第8章

 はじめてリニアモーターカーに乗る目的が、まさか里帰りとは、夢にも思わなかった。もっと心躍る、楽しい列車の旅がよかったのに。


「犬って、ネギ食うたら死ぬねんて」


「ウソや!」


 一瞬、キュキュがしゃべり出したのかと思った。横に座る中年男性二人の関西弁が、西へ向かっていることを意識させる。メディアではよく耳にする関西弁だけれど、こうして他人がしゃべっているのを生で聞くのはいつ以来だろう。
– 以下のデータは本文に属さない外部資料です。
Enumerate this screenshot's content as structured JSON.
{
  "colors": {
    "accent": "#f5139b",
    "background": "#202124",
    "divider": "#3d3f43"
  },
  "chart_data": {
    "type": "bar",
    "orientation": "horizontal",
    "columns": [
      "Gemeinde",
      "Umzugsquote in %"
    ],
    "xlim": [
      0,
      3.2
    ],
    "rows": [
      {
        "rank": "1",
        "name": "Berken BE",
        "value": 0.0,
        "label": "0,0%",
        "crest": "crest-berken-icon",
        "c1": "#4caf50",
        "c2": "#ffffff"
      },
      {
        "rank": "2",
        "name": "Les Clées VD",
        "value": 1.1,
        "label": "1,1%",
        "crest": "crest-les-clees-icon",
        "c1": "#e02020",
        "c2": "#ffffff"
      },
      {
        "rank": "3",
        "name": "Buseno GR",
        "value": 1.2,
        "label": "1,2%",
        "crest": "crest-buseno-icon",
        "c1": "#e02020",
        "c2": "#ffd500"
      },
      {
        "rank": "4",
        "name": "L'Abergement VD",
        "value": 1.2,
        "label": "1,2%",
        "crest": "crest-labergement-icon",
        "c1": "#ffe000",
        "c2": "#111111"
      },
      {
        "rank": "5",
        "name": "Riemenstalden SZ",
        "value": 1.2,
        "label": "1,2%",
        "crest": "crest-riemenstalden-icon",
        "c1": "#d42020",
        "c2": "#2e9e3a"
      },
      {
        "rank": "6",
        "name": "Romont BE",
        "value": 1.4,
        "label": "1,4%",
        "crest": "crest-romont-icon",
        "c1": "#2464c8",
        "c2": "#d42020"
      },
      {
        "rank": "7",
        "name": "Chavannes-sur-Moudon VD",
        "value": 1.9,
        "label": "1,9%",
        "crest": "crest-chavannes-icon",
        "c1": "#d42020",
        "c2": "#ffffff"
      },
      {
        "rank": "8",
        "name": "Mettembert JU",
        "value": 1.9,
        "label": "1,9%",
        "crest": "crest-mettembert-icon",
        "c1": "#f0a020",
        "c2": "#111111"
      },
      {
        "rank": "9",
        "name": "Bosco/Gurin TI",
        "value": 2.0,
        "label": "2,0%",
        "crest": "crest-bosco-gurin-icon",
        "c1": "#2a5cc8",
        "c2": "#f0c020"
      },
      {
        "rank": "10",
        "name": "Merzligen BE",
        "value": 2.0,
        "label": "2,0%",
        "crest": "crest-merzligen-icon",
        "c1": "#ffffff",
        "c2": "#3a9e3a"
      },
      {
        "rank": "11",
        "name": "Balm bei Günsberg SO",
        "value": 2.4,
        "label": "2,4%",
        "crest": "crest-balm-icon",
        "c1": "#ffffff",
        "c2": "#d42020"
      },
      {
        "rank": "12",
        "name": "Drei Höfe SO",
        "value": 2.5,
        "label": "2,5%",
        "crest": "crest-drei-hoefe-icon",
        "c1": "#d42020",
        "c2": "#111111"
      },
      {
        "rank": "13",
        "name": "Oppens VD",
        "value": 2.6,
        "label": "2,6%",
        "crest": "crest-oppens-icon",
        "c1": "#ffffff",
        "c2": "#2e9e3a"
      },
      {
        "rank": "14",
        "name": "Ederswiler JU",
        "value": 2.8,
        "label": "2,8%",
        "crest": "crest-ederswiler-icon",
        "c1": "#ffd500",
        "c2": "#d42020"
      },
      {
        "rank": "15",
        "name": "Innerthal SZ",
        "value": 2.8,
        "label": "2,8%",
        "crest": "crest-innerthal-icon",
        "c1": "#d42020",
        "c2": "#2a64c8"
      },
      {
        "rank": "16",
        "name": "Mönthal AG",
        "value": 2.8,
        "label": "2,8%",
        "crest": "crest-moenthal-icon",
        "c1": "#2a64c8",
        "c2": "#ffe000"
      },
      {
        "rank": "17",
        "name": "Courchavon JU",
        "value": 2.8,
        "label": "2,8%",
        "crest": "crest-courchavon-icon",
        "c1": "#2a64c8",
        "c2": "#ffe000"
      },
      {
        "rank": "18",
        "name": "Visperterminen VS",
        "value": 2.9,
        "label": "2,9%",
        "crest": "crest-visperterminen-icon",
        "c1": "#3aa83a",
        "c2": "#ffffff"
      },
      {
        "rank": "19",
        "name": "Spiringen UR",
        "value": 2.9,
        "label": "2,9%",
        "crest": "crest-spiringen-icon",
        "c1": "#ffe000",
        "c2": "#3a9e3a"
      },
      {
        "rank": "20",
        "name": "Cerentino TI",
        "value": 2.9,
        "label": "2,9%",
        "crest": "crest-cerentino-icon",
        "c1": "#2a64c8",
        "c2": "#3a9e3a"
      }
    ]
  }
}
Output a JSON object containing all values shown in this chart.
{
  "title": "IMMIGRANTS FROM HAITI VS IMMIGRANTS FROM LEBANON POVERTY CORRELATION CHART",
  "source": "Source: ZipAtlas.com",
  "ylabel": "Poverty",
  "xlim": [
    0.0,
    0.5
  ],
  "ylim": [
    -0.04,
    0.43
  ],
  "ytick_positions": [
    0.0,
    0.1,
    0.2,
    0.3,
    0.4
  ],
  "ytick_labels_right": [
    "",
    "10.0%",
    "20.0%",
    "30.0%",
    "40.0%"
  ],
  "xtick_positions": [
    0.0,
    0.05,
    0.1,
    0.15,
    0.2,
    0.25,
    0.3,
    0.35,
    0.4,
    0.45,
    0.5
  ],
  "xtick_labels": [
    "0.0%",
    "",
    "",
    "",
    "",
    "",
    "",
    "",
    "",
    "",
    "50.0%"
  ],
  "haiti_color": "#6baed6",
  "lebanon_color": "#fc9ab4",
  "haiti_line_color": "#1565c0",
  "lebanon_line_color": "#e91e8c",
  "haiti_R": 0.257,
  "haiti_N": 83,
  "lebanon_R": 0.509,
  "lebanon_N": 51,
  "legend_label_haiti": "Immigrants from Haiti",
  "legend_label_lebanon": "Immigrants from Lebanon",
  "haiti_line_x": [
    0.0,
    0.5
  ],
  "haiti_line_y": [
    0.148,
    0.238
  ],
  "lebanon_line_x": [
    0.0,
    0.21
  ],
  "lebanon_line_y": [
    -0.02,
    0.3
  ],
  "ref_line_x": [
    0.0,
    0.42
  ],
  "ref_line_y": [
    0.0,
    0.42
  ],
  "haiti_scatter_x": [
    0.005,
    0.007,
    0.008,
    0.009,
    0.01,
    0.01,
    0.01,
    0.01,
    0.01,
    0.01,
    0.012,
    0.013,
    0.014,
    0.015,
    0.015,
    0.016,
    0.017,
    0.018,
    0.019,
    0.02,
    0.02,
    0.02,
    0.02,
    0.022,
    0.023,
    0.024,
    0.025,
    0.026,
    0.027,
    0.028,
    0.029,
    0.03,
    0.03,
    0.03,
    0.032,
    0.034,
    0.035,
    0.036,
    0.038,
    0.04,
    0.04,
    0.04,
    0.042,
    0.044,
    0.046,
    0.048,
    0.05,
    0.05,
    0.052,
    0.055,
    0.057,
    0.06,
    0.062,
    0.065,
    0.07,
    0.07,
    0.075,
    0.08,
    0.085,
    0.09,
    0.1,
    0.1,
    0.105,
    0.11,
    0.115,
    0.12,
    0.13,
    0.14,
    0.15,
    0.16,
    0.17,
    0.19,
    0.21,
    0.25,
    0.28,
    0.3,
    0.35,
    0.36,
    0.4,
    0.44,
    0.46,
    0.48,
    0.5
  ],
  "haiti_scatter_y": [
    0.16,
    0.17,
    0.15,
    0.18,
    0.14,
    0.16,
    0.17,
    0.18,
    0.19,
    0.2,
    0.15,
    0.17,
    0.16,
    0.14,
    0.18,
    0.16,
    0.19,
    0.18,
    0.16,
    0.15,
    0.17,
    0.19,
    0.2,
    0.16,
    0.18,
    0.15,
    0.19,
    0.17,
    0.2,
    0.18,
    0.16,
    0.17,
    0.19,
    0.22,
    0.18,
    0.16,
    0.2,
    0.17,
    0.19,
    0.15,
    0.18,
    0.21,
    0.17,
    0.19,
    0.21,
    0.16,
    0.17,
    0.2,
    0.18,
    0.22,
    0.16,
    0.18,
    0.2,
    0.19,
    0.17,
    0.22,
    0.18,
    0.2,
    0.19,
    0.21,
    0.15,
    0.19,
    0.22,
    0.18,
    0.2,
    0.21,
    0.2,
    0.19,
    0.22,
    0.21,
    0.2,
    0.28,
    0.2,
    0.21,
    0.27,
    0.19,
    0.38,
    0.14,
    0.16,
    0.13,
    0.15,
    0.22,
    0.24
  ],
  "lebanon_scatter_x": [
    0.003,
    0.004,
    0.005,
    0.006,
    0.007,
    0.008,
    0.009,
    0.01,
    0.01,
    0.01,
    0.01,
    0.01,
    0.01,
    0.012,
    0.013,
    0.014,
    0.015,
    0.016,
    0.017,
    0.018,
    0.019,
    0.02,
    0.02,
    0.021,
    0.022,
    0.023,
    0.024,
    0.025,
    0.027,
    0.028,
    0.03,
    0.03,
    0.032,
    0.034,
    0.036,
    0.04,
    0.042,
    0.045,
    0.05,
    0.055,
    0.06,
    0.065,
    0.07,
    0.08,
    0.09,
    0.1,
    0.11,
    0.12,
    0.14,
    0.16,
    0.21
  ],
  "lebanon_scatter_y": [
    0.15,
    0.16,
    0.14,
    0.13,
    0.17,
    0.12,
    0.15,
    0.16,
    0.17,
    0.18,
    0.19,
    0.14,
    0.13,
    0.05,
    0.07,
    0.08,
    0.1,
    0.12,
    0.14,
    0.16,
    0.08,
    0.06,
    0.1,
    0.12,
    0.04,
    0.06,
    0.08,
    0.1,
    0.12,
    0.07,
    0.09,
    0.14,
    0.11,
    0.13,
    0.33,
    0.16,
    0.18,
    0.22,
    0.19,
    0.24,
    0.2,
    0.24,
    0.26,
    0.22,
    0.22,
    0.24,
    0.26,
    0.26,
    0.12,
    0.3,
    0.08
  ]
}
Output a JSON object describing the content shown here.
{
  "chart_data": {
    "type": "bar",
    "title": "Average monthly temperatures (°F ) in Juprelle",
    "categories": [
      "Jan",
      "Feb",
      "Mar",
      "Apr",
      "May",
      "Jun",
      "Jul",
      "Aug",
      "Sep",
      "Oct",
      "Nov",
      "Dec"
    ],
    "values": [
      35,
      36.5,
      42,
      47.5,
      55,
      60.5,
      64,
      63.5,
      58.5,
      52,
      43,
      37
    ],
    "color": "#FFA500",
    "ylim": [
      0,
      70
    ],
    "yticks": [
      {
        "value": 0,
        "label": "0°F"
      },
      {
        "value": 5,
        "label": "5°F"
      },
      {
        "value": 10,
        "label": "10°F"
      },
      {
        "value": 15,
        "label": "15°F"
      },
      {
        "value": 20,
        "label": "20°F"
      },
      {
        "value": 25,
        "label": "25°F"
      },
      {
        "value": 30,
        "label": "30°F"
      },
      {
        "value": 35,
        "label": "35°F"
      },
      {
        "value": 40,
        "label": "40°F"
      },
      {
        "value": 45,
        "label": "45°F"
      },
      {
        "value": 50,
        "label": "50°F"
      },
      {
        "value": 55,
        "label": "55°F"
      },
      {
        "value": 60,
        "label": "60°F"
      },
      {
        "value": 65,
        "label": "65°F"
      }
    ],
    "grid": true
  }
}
 僕自身、今では関西弁を使っていない。理由は聡ちゃんが使っていなかったからだ。上京してから、聡ちゃんが関西弁でしゃべっているところを、僕は聞いたことがない。といっても彼の場合、両親が愛知の人なので、大津にいた頃から家の中では関西弁を使っていなかった。聡ちゃんの家で、彼が伯母さん相手に、名古屋弁と共通語が混ざったような言葉で会話しているのを聞いた記憶がある。僕が小学生の時のことだ。そして、聡ちゃんが庭の離を自分のものとして使い始めた中学生以降は、彼が伯母さんと会話している場面にすら出くわしていない。


 離は元々僕たちの祖母が住んでいたものだ。木造二階建て本瓦葺の古い建物で、風呂トイレはもちろん、シンクもガスコンロもあった。

 僕は長期休みのたびに、ひとりでよくそこへ遊びに行った。祖母が他界する小学六年生までのことだ。以降は不定期になったけれど、それでも年に二回は聡ちゃんを訪ねた。


 ん? 待てよ。


 聡ちゃんの両親が愛知の人だということは、僕の親も、どちらかがそうなのではないのか?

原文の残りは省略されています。